# Shifting coordinates for mechanical problems

1. Oct 23, 2012

### aaaa202

More and more my teacher has talked about how results for mechanical problems are the same no matter what our coordinate system is (though it may be easier to calculate them in some coordinate frames). I must however admit, that I have never really had a clear explanation of what it means to do a problem in different coordinates. Suppose we have a point mass sliding down a frictionless slope and want to find its acceleration. We project the force of gravity onto the direction parallel to the slope and find the acceleration of it. Is this procedure of splitting your force vector into vectors in different directions, what is meant by shifting the coordinate frame? Because if so, how would you ever solve a problem in another frame than the one with axis parallel to the slope and perpendicular to it?

2. Oct 23, 2012

### Flipmeister

Imagine the coordinate system with x parallel to the flat ground and y perpendicular to the flat ground. Could you still find the force along the direction of the slope?

3. Oct 24, 2012

### aaaa202

Yes by projecting gravity perpendicular and parallel to the slope. But isn't that the same as changing coordinate system.

4. Oct 24, 2012

### AJ Bentley

Different co-ordinates can mean a lot of things. Apart from the fact that it's often easier to work with your axes at an angle (Resolving forces parallel and perpendicular to an incline for example), you may find it's easier to use really wild co-ordinates like cylindrical and spherical polar co-ordinates.
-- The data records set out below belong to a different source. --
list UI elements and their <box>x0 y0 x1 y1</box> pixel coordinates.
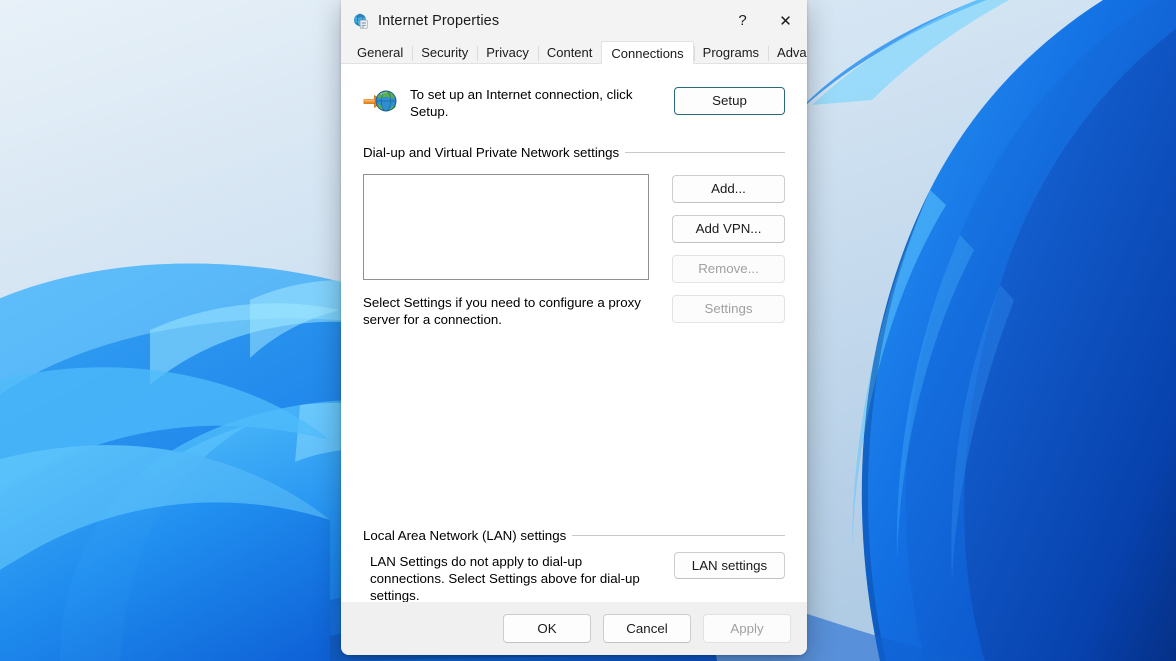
caption-buttons: ? ✕ <box>721 0 807 41</box>
dialup-group-rule <box>625 152 785 153</box>
title-bar: Internet Properties ? ✕ <box>341 0 807 41</box>
window-title: Internet Properties <box>378 12 500 29</box>
proxy-hint-text: Select Settings if you need to configure… <box>363 295 641 327</box>
internet-connection-globe-icon <box>363 90 397 112</box>
lan-body: LAN Settings do not apply to dial-up con… <box>363 552 785 602</box>
tab-privacy[interactable]: Privacy <box>477 43 538 63</box>
dialup-connections-list[interactable] <box>363 174 649 280</box>
dialog-footer: OK Cancel Apply <box>341 602 807 655</box>
add-button[interactable]: Add... <box>672 175 785 203</box>
dialup-group-caption: Dial-up and Virtual Private Network sett… <box>363 145 785 160</box>
internet-properties-dialog: Internet Properties ? ✕ General Security… <box>341 0 807 655</box>
help-button[interactable]: ? <box>721 0 764 41</box>
setup-description: To set up an Internet connection, click … <box>410 87 633 119</box>
tab-strip: General Security Privacy Content Connect… <box>341 41 807 64</box>
lan-group-rule <box>572 535 785 536</box>
tab-general[interactable]: General <box>348 43 413 63</box>
ok-button[interactable]: OK <box>503 614 591 643</box>
lan-group-caption-text: Local Area Network (LAN) settings <box>363 528 567 543</box>
dialup-body: Select Settings if you need to configure… <box>363 174 785 328</box>
lan-settings-button[interactable]: LAN settings <box>674 552 785 579</box>
tab-security[interactable]: Security <box>412 43 478 63</box>
tab-content[interactable]: Content <box>537 43 602 63</box>
tab-programs[interactable]: Programs <box>693 43 769 63</box>
setup-button[interactable]: Setup <box>674 87 785 115</box>
lan-group-caption: Local Area Network (LAN) settings <box>363 528 785 543</box>
apply-button[interactable]: Apply <box>703 614 791 643</box>
connections-tab-page: To set up an Internet connection, click … <box>341 63 807 602</box>
add-vpn-button[interactable]: Add VPN... <box>672 215 785 243</box>
dialup-button-column: Add... Add VPN... Remove... Settings <box>672 175 785 323</box>
tab-connections[interactable]: Connections <box>601 41 694 64</box>
desktop: Internet Properties ? ✕ General Security… <box>0 0 1176 661</box>
tab-advanced[interactable]: Advanced <box>768 43 807 63</box>
dialup-group-caption-text: Dial-up and Virtual Private Network sett… <box>363 145 620 160</box>
internet-properties-icon <box>354 13 368 29</box>
setup-section: To set up an Internet connection, click … <box>363 86 785 120</box>
close-icon[interactable]: ✕ <box>764 0 807 41</box>
cancel-button[interactable]: Cancel <box>603 614 691 643</box>
remove-button[interactable]: Remove... <box>672 255 785 283</box>
settings-button[interactable]: Settings <box>672 295 785 323</box>
lan-description: LAN Settings do not apply to dial-up con… <box>370 554 640 602</box>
For example, in calculating the electric field around a wire we would use cylindrical co-ordinates. In a problem involving satellites and orbits, we'd use spherical ones.

But as to your question about solving a problem in a different frame than tilted along the slope? The answer is to use vector calculations, which can be quite difficult. Physics is often about finding crafty ways to tackle a problem and choosing the right frame is the number one step.